Benefit cuts 'will significantly reduce' incomes of poorest families


Planned cuts to benefits will "significantly reduce" the incomes of some of the country's poorest families, according to analysis by the Institute for Fiscal Studies (IFS).

The respected economic think tank said a combination of a freeze in benefit rates, cuts to tax credits and the shift to Universal Credit would mean "large losses" for low-income households.

Shadow chancellor John McDonnell said the IFS analysis showed the Conservatives posed a "clear threat" to working people's living standards, while the Liberal Democrats claimed the "savage cuts" would leave millions of households worse off.

The report said: "While cuts to benefits have been small as of yet, Government plans for future cuts would significantly reduce the incomes of low-income working-age households, particularly those with children.

"The most important changes are the cash freeze in most benefit rates, cuts to child tax credit and the continued rollout of the less generous Universal Credit.

"If these planned cuts were fully in place now, nearly three million working households with children on tax credits would be an average of £2,500 a year worse off, with larger families losing more.

"The one million families with children and nobody in paid work would be £3,000 per year worse off on average."
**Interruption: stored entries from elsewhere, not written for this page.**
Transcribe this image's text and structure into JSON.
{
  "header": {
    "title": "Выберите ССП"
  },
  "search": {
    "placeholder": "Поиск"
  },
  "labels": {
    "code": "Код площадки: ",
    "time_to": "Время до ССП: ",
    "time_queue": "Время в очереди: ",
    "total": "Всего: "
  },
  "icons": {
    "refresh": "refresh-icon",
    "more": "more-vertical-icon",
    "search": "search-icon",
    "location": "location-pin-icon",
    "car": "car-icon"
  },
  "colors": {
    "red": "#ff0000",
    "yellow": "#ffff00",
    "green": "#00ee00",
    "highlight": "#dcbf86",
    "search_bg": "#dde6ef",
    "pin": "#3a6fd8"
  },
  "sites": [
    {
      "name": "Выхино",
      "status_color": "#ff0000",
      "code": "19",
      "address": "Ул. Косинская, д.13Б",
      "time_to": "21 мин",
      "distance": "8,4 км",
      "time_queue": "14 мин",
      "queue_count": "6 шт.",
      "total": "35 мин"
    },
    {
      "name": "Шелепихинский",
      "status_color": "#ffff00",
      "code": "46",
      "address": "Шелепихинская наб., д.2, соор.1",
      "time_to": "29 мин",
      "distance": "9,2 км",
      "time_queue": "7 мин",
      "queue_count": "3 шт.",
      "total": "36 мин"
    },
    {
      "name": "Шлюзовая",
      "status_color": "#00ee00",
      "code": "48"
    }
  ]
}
But the IFS stressed that many of the changes would not result in an immediate loss of income because of protection for existing claimants.

People making new claims would be affected, and existing recipients of benefits will be affected by the continued freeze in benefit rates as inflation rises.

The IFS said under current inflation forecasts the freeze until March 2020 would reduce the real value of those benefits by 5% and reduce Government spending by more than £3 billion a year.

Cuts to tax credits for families with children and the shift to Universal Credit are expected to each save the Government around £5 billion a year in the long run.

The report noted that pensioner households are mostly protected from future benefit cuts but "the impact on the incomes of working-age households with children is large", with losses of more than 10% in the poorest fifth of households.

For Labour, Mr McDonnell said the analysis revealed the "stark choice in this election".

He said: "The Tories pose a clear threat to working people's living standards. Under Tory proposals cuts to in-work support will leave working families with children an average of £2,500 a year worse off.

"This General Election is a choice between a Labour Party who will stand up for the many and a Tory Party which only looks after the privileged few."

Lib Dem spokeswoman Baroness Kramer commented: "Theresa May's plans for a divisive hard Brexit and savage cuts to benefits will leave millions of working families worse off.

"Three million households will be hit to the tune of £2,500 a year as a result of cuts to tax credits, rising prices and the falling pound.

"The Brexit squeeze will hit people in the pocket across the country, with the poorest families hit hardest."